Mitt Romney – Understand Tone
Perhaps it was the format of sitting around a table rather than standing robotically, but whatever it was, Romney looked Presidential without looking robotic. Perhaps more importantly, he successfully accomplished the other objective I set for him, which was casting Santorum as a “creature of Washington.” His attacks were not particularly devastating (or even coherent in the case of his blaming Santorum for ObamaCare), but Santorum’s responses were, while accurate and sensible, riddled with political and procedural technicalities. I don’t know if the Romney campaign realized that Santorum would walk into this trap, but in any event Santorum did.
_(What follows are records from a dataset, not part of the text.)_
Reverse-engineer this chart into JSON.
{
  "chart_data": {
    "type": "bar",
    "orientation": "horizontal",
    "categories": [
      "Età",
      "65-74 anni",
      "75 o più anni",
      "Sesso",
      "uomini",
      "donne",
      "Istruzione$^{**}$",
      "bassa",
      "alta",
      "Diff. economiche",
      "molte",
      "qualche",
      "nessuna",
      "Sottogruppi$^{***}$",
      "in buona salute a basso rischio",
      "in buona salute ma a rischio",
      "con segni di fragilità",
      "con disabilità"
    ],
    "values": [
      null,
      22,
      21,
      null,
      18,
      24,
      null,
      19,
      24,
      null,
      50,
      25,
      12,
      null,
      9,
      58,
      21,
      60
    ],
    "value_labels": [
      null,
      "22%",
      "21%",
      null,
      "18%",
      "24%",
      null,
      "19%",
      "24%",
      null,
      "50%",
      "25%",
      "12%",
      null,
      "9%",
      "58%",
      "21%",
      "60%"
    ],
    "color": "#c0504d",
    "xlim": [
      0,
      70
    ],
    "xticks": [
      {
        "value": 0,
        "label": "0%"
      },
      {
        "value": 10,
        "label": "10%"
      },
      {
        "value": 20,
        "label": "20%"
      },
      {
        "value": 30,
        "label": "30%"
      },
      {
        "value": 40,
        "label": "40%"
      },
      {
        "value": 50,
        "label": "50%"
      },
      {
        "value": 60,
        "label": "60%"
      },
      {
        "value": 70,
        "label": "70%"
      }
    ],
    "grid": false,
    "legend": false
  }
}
Now, did viewers recognize that his long and convoluted answers reflected a Washington insider? I’m not sure. And if not, can Romney exploit those answers in an ad? I’m also not sure.
Rick Santorum – Punch Romney Fast
Rick Santorum did get a few jabs in on Romney, but by and large he held his fire and tried to play defense. I didn’t think he did poorly, but he failed to deliver the knockout punch he needed to. Santorum failed to understand that an attack is as successful as the weakness it exploits. To use the analogy of swordplay, an attack that strikes a vital organ is more important than leaving a flesh wound. Romney’s weakness in the GOP primaries is his inability to connect with middle and lower income conservatives. When Santorum tied Romney to the bank bailout, Romney calmly explained why a bank bailout was necessary. The Santorum retort that was never to arrive was to ignore Romney’s response and say “at the end of the day you wanted a bailout for your buddies on Wall Street but not one for the auto industry.” That’s it. It casts Romney as a “creature of Wall Street” (to use Romney’s strategy against Santorum as a template) and every possible Romney response sounds defensive. Santorum had some attacks, sure. Such as saying Romney didn’t do anything more in Massachusetts than Michael Dukakis. But these attacks were flesh wounds and will be forgotten.
Newt Gingrich – Target Romney
Once again Gingrich excelled in a debate where he was not the front-runner. In many ways he was more successful in defending Santorum than Santorum. Gingrich, who is no longer afraid of his Washington background, provided a succinct defense of earmarks as a tool for conservatives to battle Democratic Presidents. He bailed out Santorum on more than one occasion in the early going. Santorum should have recognized that Gingrich was willing to defend the political process and stayed out of his way — allowing Gingrich to don the mantle of career Washingtonian. But Santorum let his ego draw him into defending himself and kept Newt from unloading on Romney.
Ron Paul – Plan Comebacks
His comebacks in defense of his anti-Santorum ad and on foreign wars were snappy and memorable.
To bring this full circle, my final focus is on the moderation. John King seemed gun shy after his savaging from Newt Gingrich last month, and the candidates recognized the blood in the water, as evidenced by Mitt Romney’s dismissive response that he refused to answer the questions King asked. I don’t want to hold back King’s career, but unless he was prepared to stand up to that abuse, he should not have moderated another debate this cycle. When the moderator lacks the gravitas with the candidates to elicit even the illusion of respect, there is functionally no moderation. Time and time again questions were left unanswered and King allowed one or all of the candidates to duck the questions.
But the candidates are not the only ones to blame. The networks seem increasingly enamored with demeaning the moderator. Questions from the audience and submitted via Twitter are sold as increasing “participation” and “democracy” but they really introduce ill-crafted questions, often with built in inaccuracies or faulty assumptions, where the moderator has not performed the meticulous work of crafting a question to guarantee a meaningful answer from the candidate.
And this is a shame, because moderation is our only tool for reforming the political debate — our only mechanism for forcing candidates to answer questions and address specifics.